Elastic anisotropy and collagen orientation of osteonal bone are dependent on the mechanical strain distribution.

There is evidence that the collagen microarchitecture of bone is influenced by mechanical stresses or strains. We hypothesized that peak functional strains correlate with the elastic anisotropy and collagen orientation of bone tissue and that the bone anisotropy might be changed by altering the strain patterns in canine radii for 12 months. We tested these hypotheses in studies using nine adult foxhounds. The baseline group (n = 3) had three rosette strain gauges placed around the midshaft of the radius, and strain distributions were measured during walking. The osteotomy group (n = 3) had 2 cm of the ulna surgically removed, and the sham group (n = 3) received a sham osteotomy. The osteotomy and sham groups were allowed free movement in cages with runs for 12 months, after which strain distributions were measured on the radii during walking. Bone-tissue anisotropy and collagen architecture were measured in radii from which the in vivo longitudinal strain patterns had been measured. The collagen birefringence patterns were measured with use of a circularly polarized light technique, and the elastic anisotropy of the bone, mineral, and collagen matrix was evaluated with a novel acoustic microscopy technique.

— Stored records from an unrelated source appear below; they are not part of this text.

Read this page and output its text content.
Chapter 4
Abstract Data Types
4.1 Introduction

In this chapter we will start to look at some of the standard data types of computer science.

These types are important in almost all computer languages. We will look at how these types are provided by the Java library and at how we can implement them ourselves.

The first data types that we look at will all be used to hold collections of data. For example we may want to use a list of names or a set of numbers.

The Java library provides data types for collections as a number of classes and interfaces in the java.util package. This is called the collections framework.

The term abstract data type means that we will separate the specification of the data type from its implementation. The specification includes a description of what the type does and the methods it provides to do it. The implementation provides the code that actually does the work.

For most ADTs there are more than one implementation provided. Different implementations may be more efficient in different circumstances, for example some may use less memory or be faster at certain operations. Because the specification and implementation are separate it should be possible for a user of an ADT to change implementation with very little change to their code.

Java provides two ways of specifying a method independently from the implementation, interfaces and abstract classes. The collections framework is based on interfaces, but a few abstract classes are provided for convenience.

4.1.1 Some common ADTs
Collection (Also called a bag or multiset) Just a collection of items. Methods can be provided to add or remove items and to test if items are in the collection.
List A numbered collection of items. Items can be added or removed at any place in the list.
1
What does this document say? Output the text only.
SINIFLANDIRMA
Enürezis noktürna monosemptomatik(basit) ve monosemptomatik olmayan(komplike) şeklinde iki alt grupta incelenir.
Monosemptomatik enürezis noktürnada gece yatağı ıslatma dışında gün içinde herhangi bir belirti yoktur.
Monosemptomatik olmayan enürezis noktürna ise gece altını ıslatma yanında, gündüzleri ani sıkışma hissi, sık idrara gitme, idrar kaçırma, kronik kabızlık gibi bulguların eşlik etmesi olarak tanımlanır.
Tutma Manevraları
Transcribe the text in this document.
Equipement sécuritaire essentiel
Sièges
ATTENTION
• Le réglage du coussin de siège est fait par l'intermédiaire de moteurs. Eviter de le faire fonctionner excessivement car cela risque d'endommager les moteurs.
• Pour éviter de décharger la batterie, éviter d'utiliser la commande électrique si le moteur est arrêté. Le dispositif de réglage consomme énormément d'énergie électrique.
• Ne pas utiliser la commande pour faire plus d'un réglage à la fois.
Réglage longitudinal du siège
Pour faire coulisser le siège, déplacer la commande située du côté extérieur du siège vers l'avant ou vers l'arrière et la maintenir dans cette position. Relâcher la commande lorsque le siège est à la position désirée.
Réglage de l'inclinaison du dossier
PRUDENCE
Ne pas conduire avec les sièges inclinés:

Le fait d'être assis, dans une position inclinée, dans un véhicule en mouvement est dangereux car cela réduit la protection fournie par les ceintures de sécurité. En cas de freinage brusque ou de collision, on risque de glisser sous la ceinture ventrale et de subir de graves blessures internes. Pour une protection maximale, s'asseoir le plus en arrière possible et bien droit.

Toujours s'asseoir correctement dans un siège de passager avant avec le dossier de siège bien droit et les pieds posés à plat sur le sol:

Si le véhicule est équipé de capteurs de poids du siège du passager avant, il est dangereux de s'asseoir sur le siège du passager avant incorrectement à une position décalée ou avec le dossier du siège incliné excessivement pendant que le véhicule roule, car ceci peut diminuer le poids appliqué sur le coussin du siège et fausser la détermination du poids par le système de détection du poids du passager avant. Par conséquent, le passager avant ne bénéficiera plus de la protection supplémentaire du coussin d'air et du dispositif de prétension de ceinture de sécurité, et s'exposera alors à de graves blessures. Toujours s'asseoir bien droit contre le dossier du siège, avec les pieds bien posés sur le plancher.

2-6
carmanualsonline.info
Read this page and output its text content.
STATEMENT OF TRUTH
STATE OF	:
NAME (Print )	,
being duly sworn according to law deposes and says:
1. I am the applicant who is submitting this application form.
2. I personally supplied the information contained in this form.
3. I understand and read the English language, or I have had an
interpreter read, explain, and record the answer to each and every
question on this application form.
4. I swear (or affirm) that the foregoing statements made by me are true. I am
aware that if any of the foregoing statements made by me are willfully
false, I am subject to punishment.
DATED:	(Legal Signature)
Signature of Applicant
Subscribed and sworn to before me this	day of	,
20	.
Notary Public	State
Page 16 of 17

Peak longitudinal strains in the radius correlated with the normalized longitudinal structure index (a polarized light measure of collagen birefringence) and the tissue anisotropy ratio. The average anisotropy ratio was 1.28+/-0.01 in the posterior (compressive) cortex and 1.43+/-0.01 in the anterior (tensile) cortex (these values are significantly different at p < 0.0001). The ulnar osteotomy changed the strain pattern on the radius, causing increased tensile strains in the medial cortex by more than 5-fold that were associated with a significant increase in the anisotropy ratio in the bone tissue. The longitudinal structure index was strongly correlated (r = 0.62, p < 0.005) with the anisotropy ratio of demineralized bone but was not correlated with that of deproteinized bone; this indicates that it reflects collagen fibril orientation in the bone matrix. These results indicate that mechanical strains affect both collagen and mineral microarchitecture in bone tissue, i.e., tensile strains are associated with increased tissue anisotropy and compressive strains, with decreased anisotropy.